ROANOKE, Va. — Four years ago, fisheries biologists tried to convince Robert Wood that stocking with hybrid largemouths wasn’t the way to improve the bass fishery at Smith Mountain Lake.
“That wasn’t something that we were willing to invest limited resources on,” said Scott Smith with Virginia Department of Game and Inland Fisheries (VDGIF). “We said that the track record was dismal for improving a fishery by stocking, and we recommended habitat enhancement.”
But angler and Roanoke businessman Robert Wood persisted, volunteering to pay for the fish with his own money and donations if VDGIF would agree. Finally, the agency consented, deciding to treat three years of stocking 61,000 hybrid bass fingerlings as an experiment.
The bass that Wood and his supporters bought were “tiger bass,” offspring of “a special strain of aggressive northern bass and a pure strain of Florida bass that comes from a proven trophy line,” according to American Sport Fish (ASF) in Alabama, the only hatchery licensed to produce and sell the hybrid.
“In well managed lakes, they have consistently gained more than two pounds a year,” ASF added.
Four years haven’t been long enough for VDGIF to determine if the tiger bass are growing larger than Smith Mountain’s native fish. But preliminary findings have been impressive enough to convince the agency to invest manpower and financial resources in a multi-year stocking of tiger bass in Claytor, Anna, Chesdin and a reservoir yet to be determined, as well as Smith Mountain.
With fish identified by fin clips, biologist have found enough tiger bass remaining in Smith Mountain from earlier stockings “to encourage us to keep going,” Smith said.
“It’s a higher number than we expected it to be,” he added. “And we’ve seen a pretty substantial difference in growth rates. A 2-year-old stocked fish is the same size as a 3 1/2- to 4-year-old wild fish.
“But whether they will get bigger overall remains to be seen,” the biologist said. “It might turn out that these fish are just growing faster, but not bigger. It will be three or four more years before we get good information on that from Smith Mountain Lake.”
Smith emphasized that Virginia already has quality bass fisheries in most of its large reservoirs. “When we sample (by electrofishing), we can fill a boat with 4-pounders,” he pointed out. “But the one problem is that we rarely see a fish over 6 pounds.”
The biologist explained that 8- to 10-year-old fish often weigh just 4 to 5 pounds, adding that adequate forage doesn’t seem to be the limiting issue.
“Potentially, this (stocking tiger bass) is a way to get some bigger fish,” he said. “We’re not expecting 15-pounders. We’re still limited by the systems. But we’re hoping that we might get 8- or 9-pound bass on the top end, and that will be worth it. There’s a substantial difference between a 6-pound fish and an 8-pound fish.”

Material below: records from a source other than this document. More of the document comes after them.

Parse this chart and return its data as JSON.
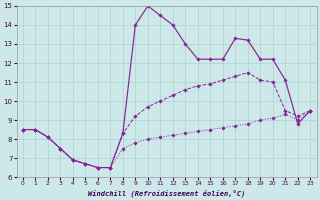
{
  "xlabel": "Windchill (Refroidissement éolien,°C)",
  "bg_color": "#cce8e8",
  "grid_color": "#b0d0d0",
  "line_color": "#882299",
  "xlim": [
    -0.5,
    23.5
  ],
  "ylim": [
    6,
    15
  ],
  "xticks": [
    0,
    1,
    2,
    3,
    4,
    5,
    6,
    7,
    8,
    9,
    10,
    11,
    12,
    13,
    14,
    15,
    16,
    17,
    18,
    19,
    20,
    21,
    22,
    23
  ],
  "yticks": [
    6,
    7,
    8,
    9,
    10,
    11,
    12,
    13,
    14,
    15
  ],
  "line1_x": [
    0,
    1,
    2,
    3,
    4,
    5,
    6,
    7,
    8,
    9,
    10,
    11,
    12,
    13,
    14,
    15,
    16,
    17,
    18,
    19,
    20,
    21,
    22,
    23
  ],
  "line1_y": [
    8.5,
    8.5,
    8.1,
    7.5,
    6.9,
    6.7,
    6.5,
    6.5,
    7.5,
    7.8,
    8.0,
    8.1,
    8.2,
    8.3,
    8.4,
    8.5,
    8.6,
    8.7,
    8.8,
    9.0,
    9.1,
    9.3,
    9.0,
    9.5
  ],
  "line2_x": [
    0,
    1,
    2,
    3,
    4,
    5,
    6,
    7,
    8,
    9,
    10,
    11,
    12,
    13,
    14,
    15,
    16,
    17,
    18,
    19,
    20,
    21,
    22,
    23
  ],
  "line2_y": [
    8.5,
    8.5,
    8.1,
    7.5,
    6.9,
    6.7,
    6.5,
    6.5,
    8.3,
    9.2,
    9.7,
    10.0,
    10.3,
    10.6,
    10.8,
    10.9,
    11.1,
    11.3,
    11.5,
    11.1,
    11.0,
    9.5,
    9.2,
    9.5
  ],
  "line3_x": [
    0,
    1,
    2,
    3,
    4,
    5,
    6,
    7,
    8,
    9,
    10,
    11,
    12,
    13,
    14,
    15,
    16,
    17,
    18,
    19,
    20,
    21,
    22,
    23
  ],
  "line3_y": [
    8.5,
    8.5,
    8.1,
    7.5,
    6.9,
    6.7,
    6.5,
    6.5,
    8.3,
    14.0,
    15.0,
    14.5,
    14.0,
    13.0,
    12.2,
    12.2,
    12.2,
    13.3,
    13.2,
    12.2,
    12.2,
    11.1,
    8.8,
    9.5
  ]
}
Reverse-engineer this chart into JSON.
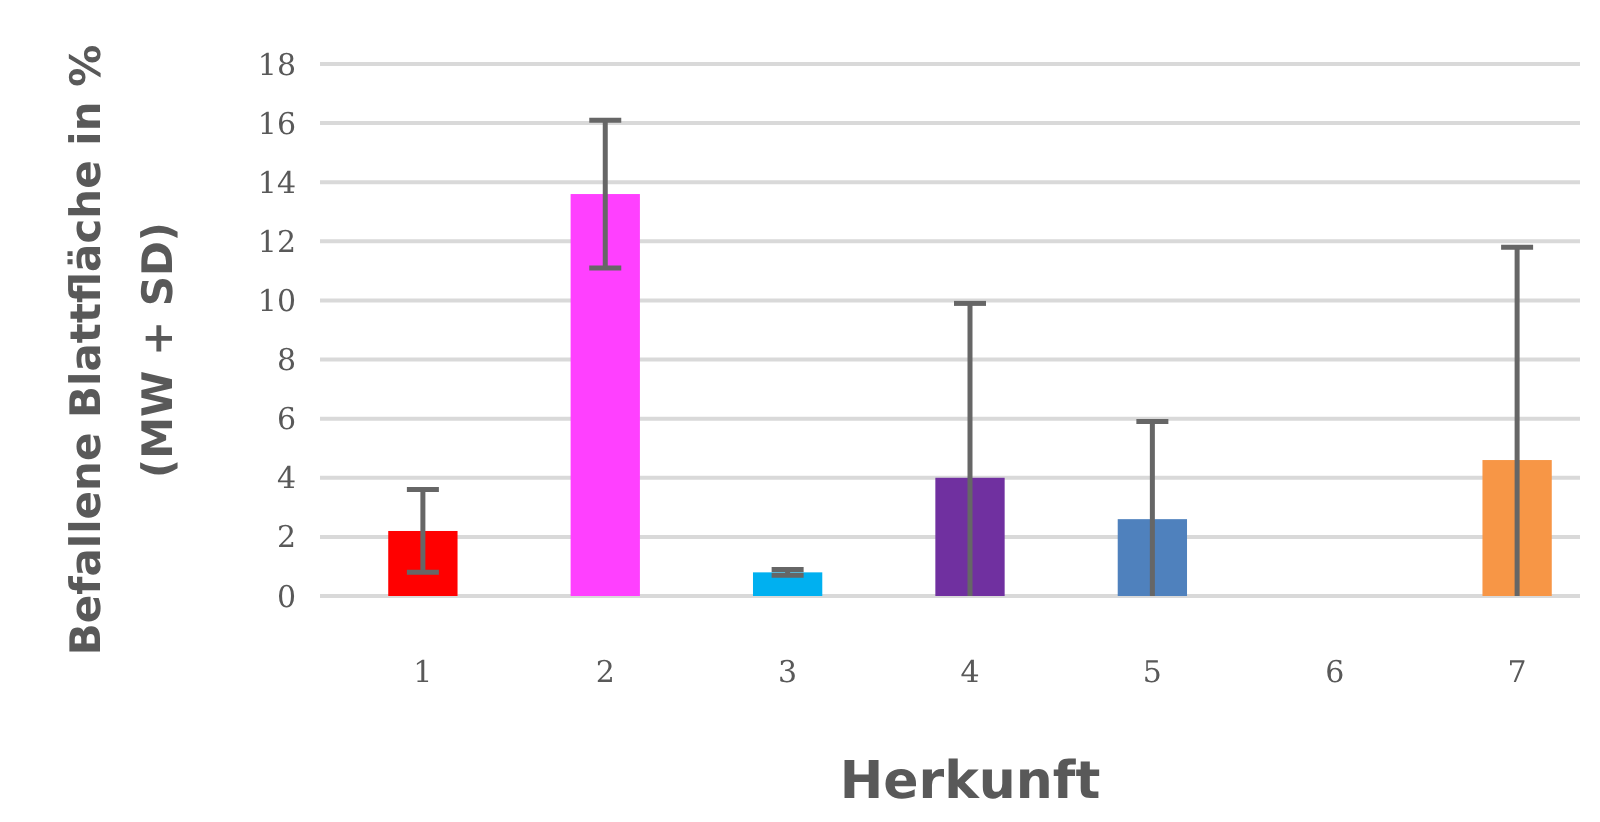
{
  "chart_data": {
    "type": "bar",
    "xlabel": "Herkunft",
    "ylabel": "Befallene Blattfläche in %\n(MW + SD)",
    "categories": [
      "1",
      "2",
      "3",
      "4",
      "5",
      "6",
      "7"
    ],
    "values": [
      2.2,
      13.6,
      0.8,
      4.0,
      2.6,
      null,
      4.6
    ],
    "colors": [
      "#ff0000",
      "#ff40ff",
      "#00b0f0",
      "#7030a0",
      "#4f81bd",
      null,
      "#f79646"
    ],
    "errors": [
      1.4,
      2.5,
      0.1,
      [
        0,
        9.9
      ],
      [
        0,
        5.9
      ],
      null,
      [
        0,
        11.8
      ]
    ],
    "ylim": [
      0,
      18
    ],
    "yticks": [
      0,
      2,
      4,
      6,
      8,
      10,
      12,
      14,
      16,
      18
    ],
    "grid": "y"
  }
}
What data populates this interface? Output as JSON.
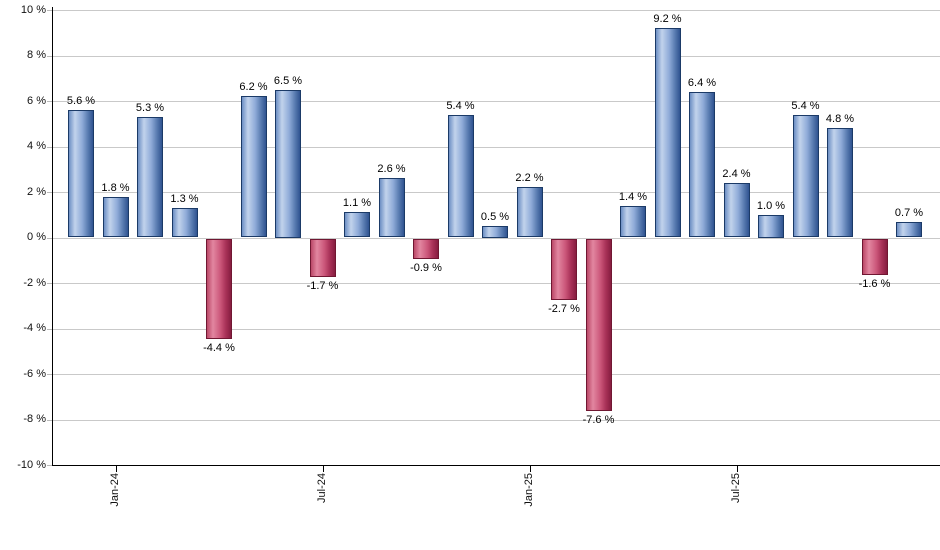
{
  "chart_data": {
    "type": "bar",
    "title": "",
    "unit": "%",
    "grid": "horizontal",
    "legend": null,
    "ylim": [
      -10,
      10
    ],
    "points": [
      {
        "value": 5.6,
        "label": "5.6 %"
      },
      {
        "value": 1.8,
        "label": "1.8 %"
      },
      {
        "value": 5.3,
        "label": "5.3 %"
      },
      {
        "value": 1.3,
        "label": "1.3 %"
      },
      {
        "value": -4.4,
        "label": "-4.4 %"
      },
      {
        "value": 6.2,
        "label": "6.2 %"
      },
      {
        "value": 6.5,
        "label": "6.5 %"
      },
      {
        "value": -1.7,
        "label": "-1.7 %"
      },
      {
        "value": 1.1,
        "label": "1.1 %"
      },
      {
        "value": 2.6,
        "label": "2.6 %"
      },
      {
        "value": -0.9,
        "label": "-0.9 %"
      },
      {
        "value": 5.4,
        "label": "5.4 %"
      },
      {
        "value": 0.5,
        "label": "0.5 %"
      },
      {
        "value": 2.2,
        "label": "2.2 %"
      },
      {
        "value": -2.7,
        "label": "-2.7 %"
      },
      {
        "value": -7.6,
        "label": "-7.6 %"
      },
      {
        "value": 1.4,
        "label": "1.4 %"
      },
      {
        "value": 9.2,
        "label": "9.2 %"
      },
      {
        "value": 6.4,
        "label": "6.4 %"
      },
      {
        "value": 2.4,
        "label": "2.4 %"
      },
      {
        "value": 1.0,
        "label": "1.0 %"
      },
      {
        "value": 5.4,
        "label": "5.4 %"
      },
      {
        "value": 4.8,
        "label": "4.8 %"
      },
      {
        "value": -1.6,
        "label": "-1.6 %"
      },
      {
        "value": 0.7,
        "label": "0.7 %"
      }
    ],
    "xticks": [
      {
        "bar_index": 1,
        "label": "Jan-24"
      },
      {
        "bar_index": 7,
        "label": "Jul-24"
      },
      {
        "bar_index": 13,
        "label": "Jan-25"
      },
      {
        "bar_index": 19,
        "label": "Jul-25"
      }
    ],
    "yticks": [
      {
        "value": 10,
        "label": "10 %"
      },
      {
        "value": 8,
        "label": "8 %"
      },
      {
        "value": 6,
        "label": "6 %"
      },
      {
        "value": 4,
        "label": "4 %"
      },
      {
        "value": 2,
        "label": "2 %"
      },
      {
        "value": 0,
        "label": "0 %"
      },
      {
        "value": -2,
        "label": "-2 %"
      },
      {
        "value": -4,
        "label": "-4 %"
      },
      {
        "value": -6,
        "label": "-6 %"
      },
      {
        "value": -8,
        "label": "-8 %"
      },
      {
        "value": -10,
        "label": "-10 %"
      }
    ],
    "colors": {
      "positive": {
        "border": "#1b3a67",
        "stops": [
          "#6d8fc4",
          "#c2d3ec",
          "#8fabd8",
          "#5b7db2",
          "#2f5390"
        ]
      },
      "negative": {
        "border": "#701732",
        "stops": [
          "#bb4868",
          "#e286a0",
          "#cc587b",
          "#a93258",
          "#871d40"
        ]
      },
      "gridline": "#c9c9c9",
      "tick": "#b9b9b9",
      "axis": "#000000",
      "text": "#111111"
    }
  }
}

The strategy consists of five years of limited stocking and monitoring and five years of follow-up monitoring.
“This is an add-on, enhancing an existing fishery,” Smith said. “We’d still have largemouth fisheries if we didn’t stock, and we don’t have the facilities to raise these fish. So we have to purchase them, and we have to do this at a fairly low stocking rate.
“But we’re not trying to change catch rates and numbers,” he added. “We’re hoping to see larger bass.”
For example, 25,000 to 75,000 will be stocked annually in Smith Mountain and 4,000 to 12,000 in Claytor.
Strictly speaking, those introductions will not “pollute” the existing gene pool of Virginia’s bass fisheries either. “It is my understanding that most of those populations are already some form of intergrade, having both northern largemouth and Florida bass genes,” said B.A.S.S National Conservation Director Gene Gilliland.
As far as determining the success of the program, tournament anglers will provide critical assistance. That’s because typically larger bass are weighed in during competitions than are collected in sampling.
“What we want to find out is if it works, and, if so, where it works and why and are there any difference in how it works in different places,” Smith said. “It if does work, then we will a have tool to potentially make a big difference for our reservoir bass fisheries.”